A continuación, conoce la historia de la familia López, uno de los relatos del estudio: Llegaron armados a la finca. Mi abuelito salió al patio con la toalla en el hombro, porque él siempre andaba con la toalla en el hombro, y el señor le dijo: “¡Las manos!”. Y mi abuelito dijo: “¡Yo no les voy a dar las manos!”. Después de ese momento, la vida de la familia López cambió para siempre.
Esta es la historia de Édgar, quien, como muchas otras personas del país, fue desplazado de su ciudad natal a raíz del conflicto armado y debió construir una nueva vida en Bogotá junto a su abuela, madre y tíos. Édgar asegura que, al día siguiente del crimen, su abuela recibió amenazas de muerte y, por eso, emprendieron un nuevo rumbo.
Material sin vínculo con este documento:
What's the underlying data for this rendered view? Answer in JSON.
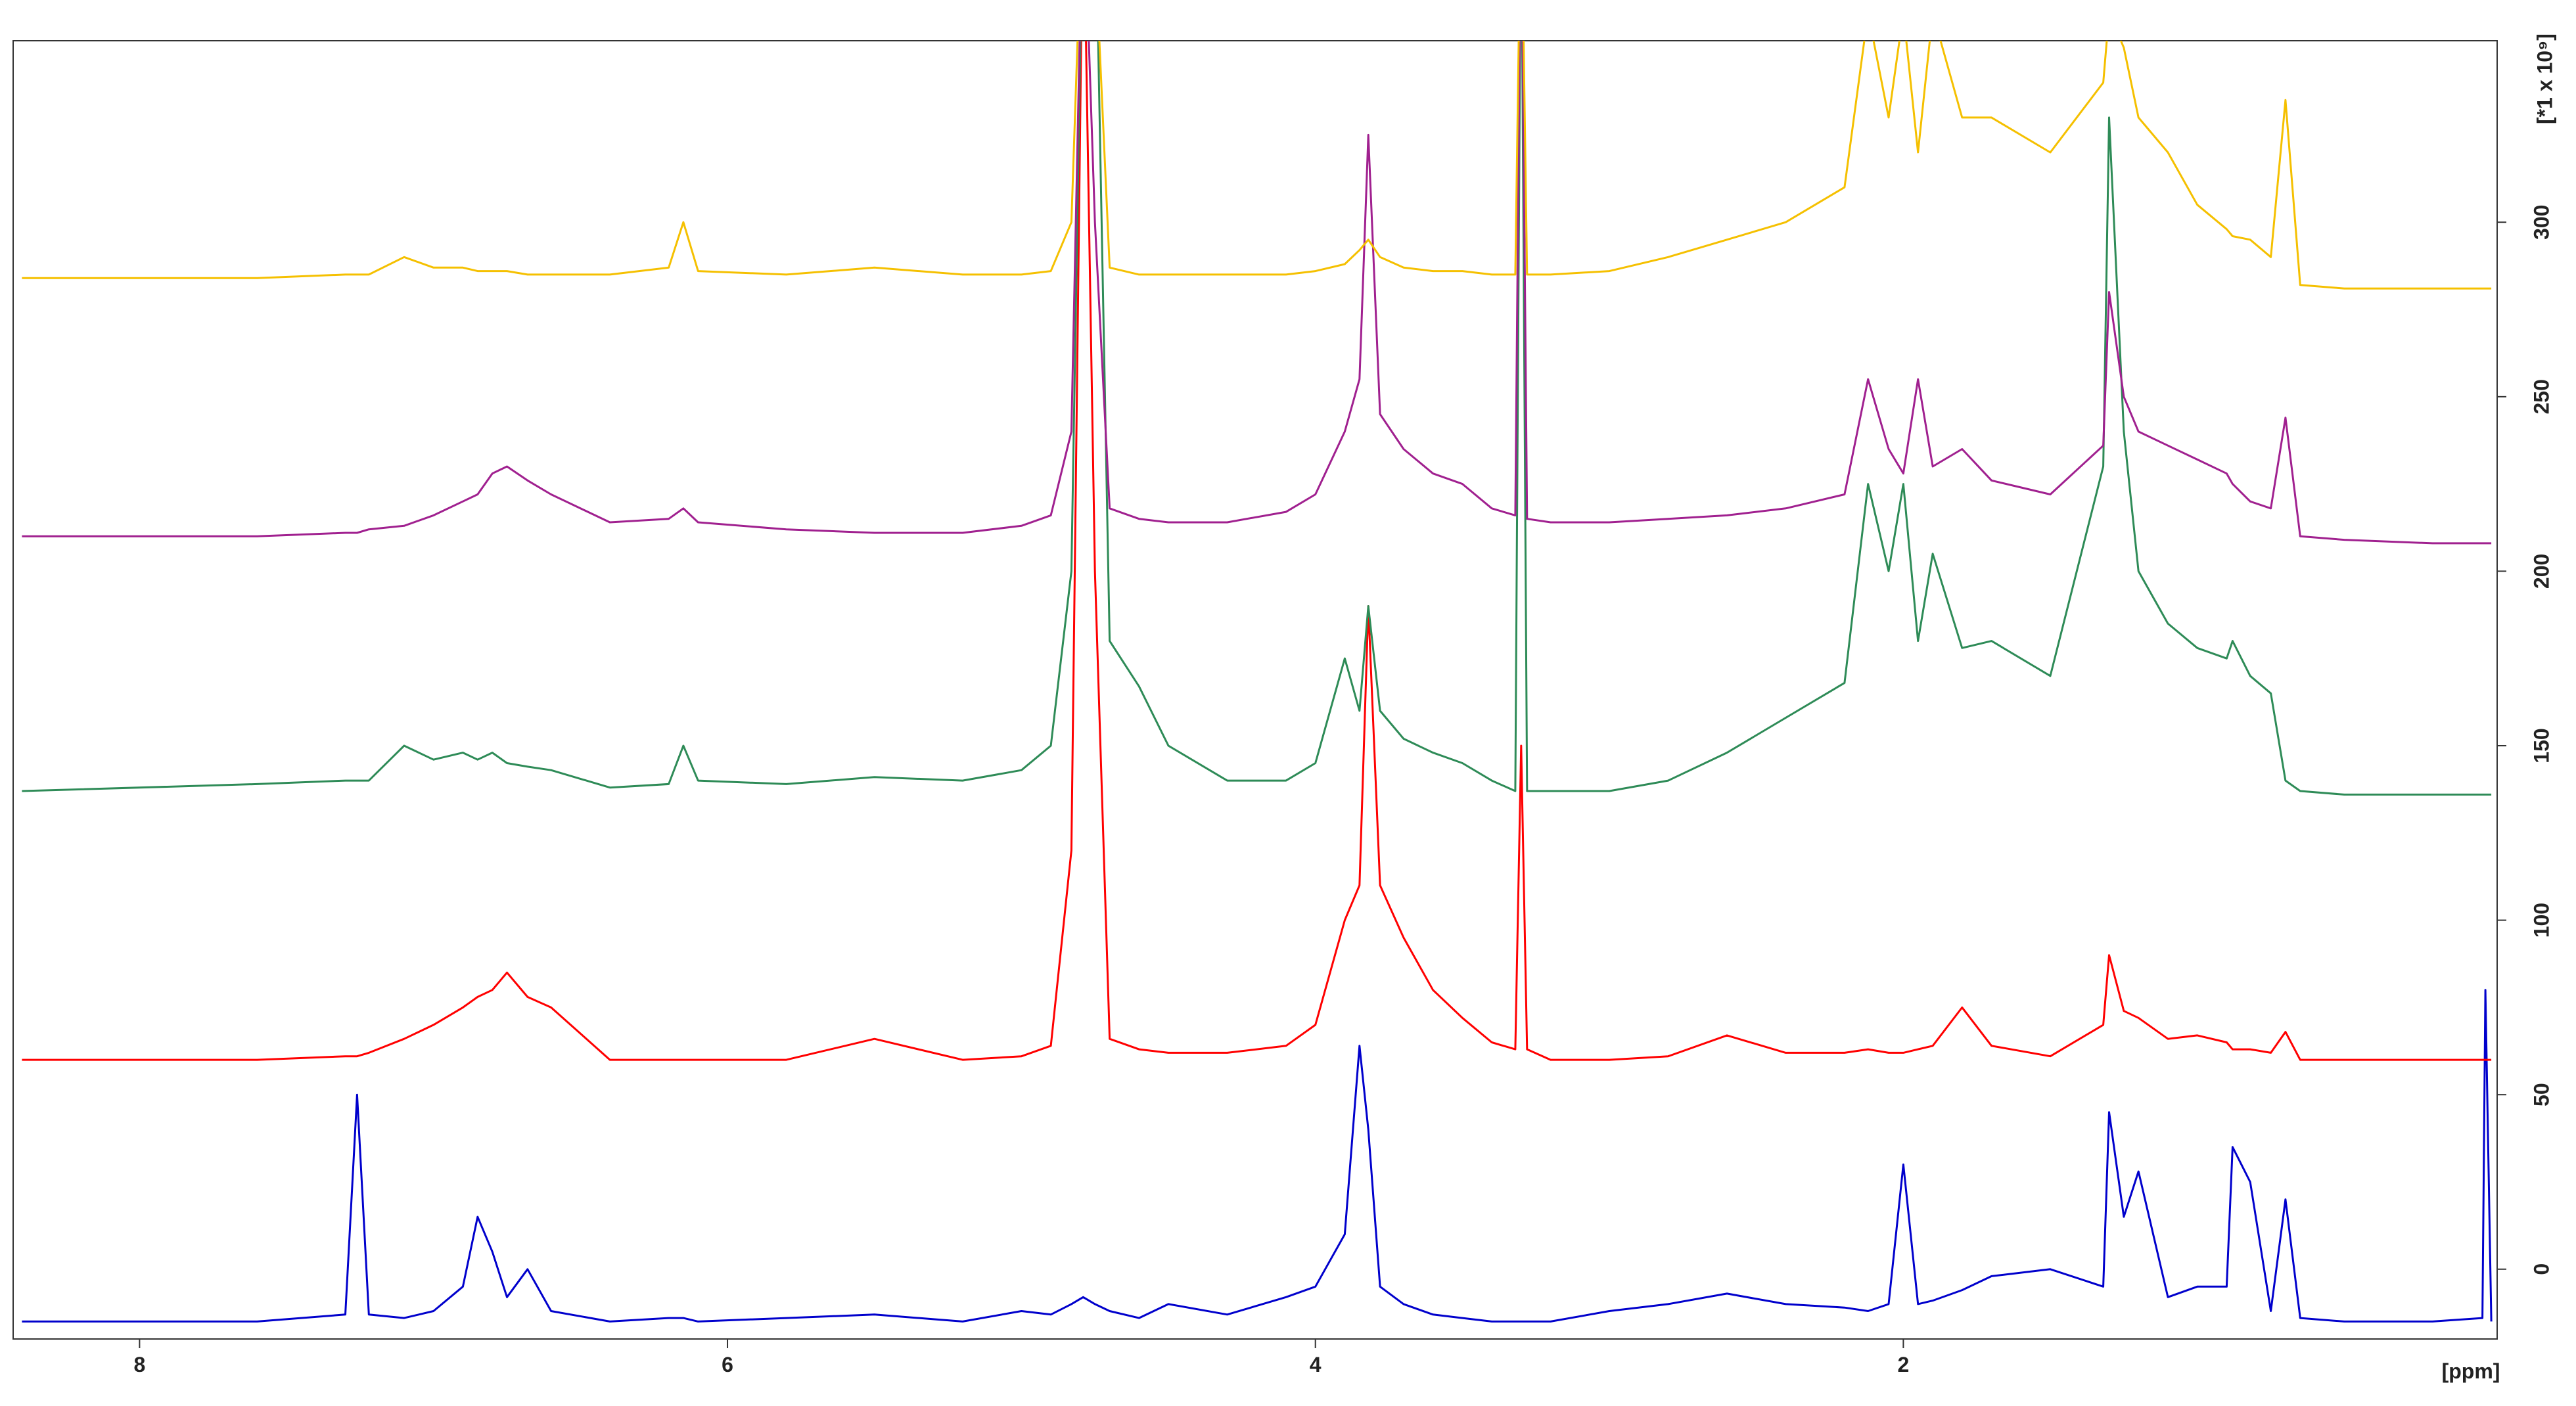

Les tocó comenzar de cero y no fue fácil.
Su esposa, que siempre dependió económicamente de su marido, encargada de los quehaceres del hogar, se vio obligada a buscar la manera de generar ingresos para atender sus necesidades básicas y las de sus hijos. Entonces, ella se volvió una figura de autoridad y respeto dentro que la familia, a quien nadie cuestionaba.
El desplazamiento les implicó pasar noches en la calle y días sin comer. Además, tuvieron que reconfigurar los roles, como el de la figura de líder de la abuela, mientras que los tíos se apropiaron del rol de proveedores y protectores, lo cual también les daba la capacidad de tomar decisiones. Por otra parte, la familia comenzó a desintegrarse, pues algunas de las hijas tomaron otro rumbo y se fueron a vivir al campo.
La falta de oportunidades llevó a que los miembros de la familia buscaran una oportunidad en ciudades distintas y, aunque con algunos intentan verse una o dos veces al año, Édgar dice: “Esta separación es el resultado de la violencia que, además de alejarlos físicamente, los distanció emocionalmente, circunstancia que les impide reconocerse como una familia unida”. Por otra parte, considera que entre ellos no existe la suficiente confianza para compartir las sensaciones que dejó ese pasado de violencia. Se reconocen como familia, pero no se sienten cómodos hablando de esas emociones íntimas. Así, la función de la familia como red de apoyo deja de existir.
Con un “no” rotundo, Édgar asegura que su familia no volverá a la finca de donde fueron obligados a salir. Dice que permanecerán en el lugar que cada uno ha fijado como su hogar, en Bogotá y Bucaramanga, y que procurarán que las relaciones familiares no decaigan. Finaliza la conversación diciendo que espera que su familia no tenga que volver a ponerle la cara a la violencia, pues ni él ni su familia tendrían la fortaleza física o emocional para sobrellevarla. Ya ha sido mucho para ellos llevar el dolor de un ser querido que ya no está por culpa de los grupos armados. Asegura que otro hecho similar destruiría sus logros: “Lo más difícil de continuar es seguir sonriendo”.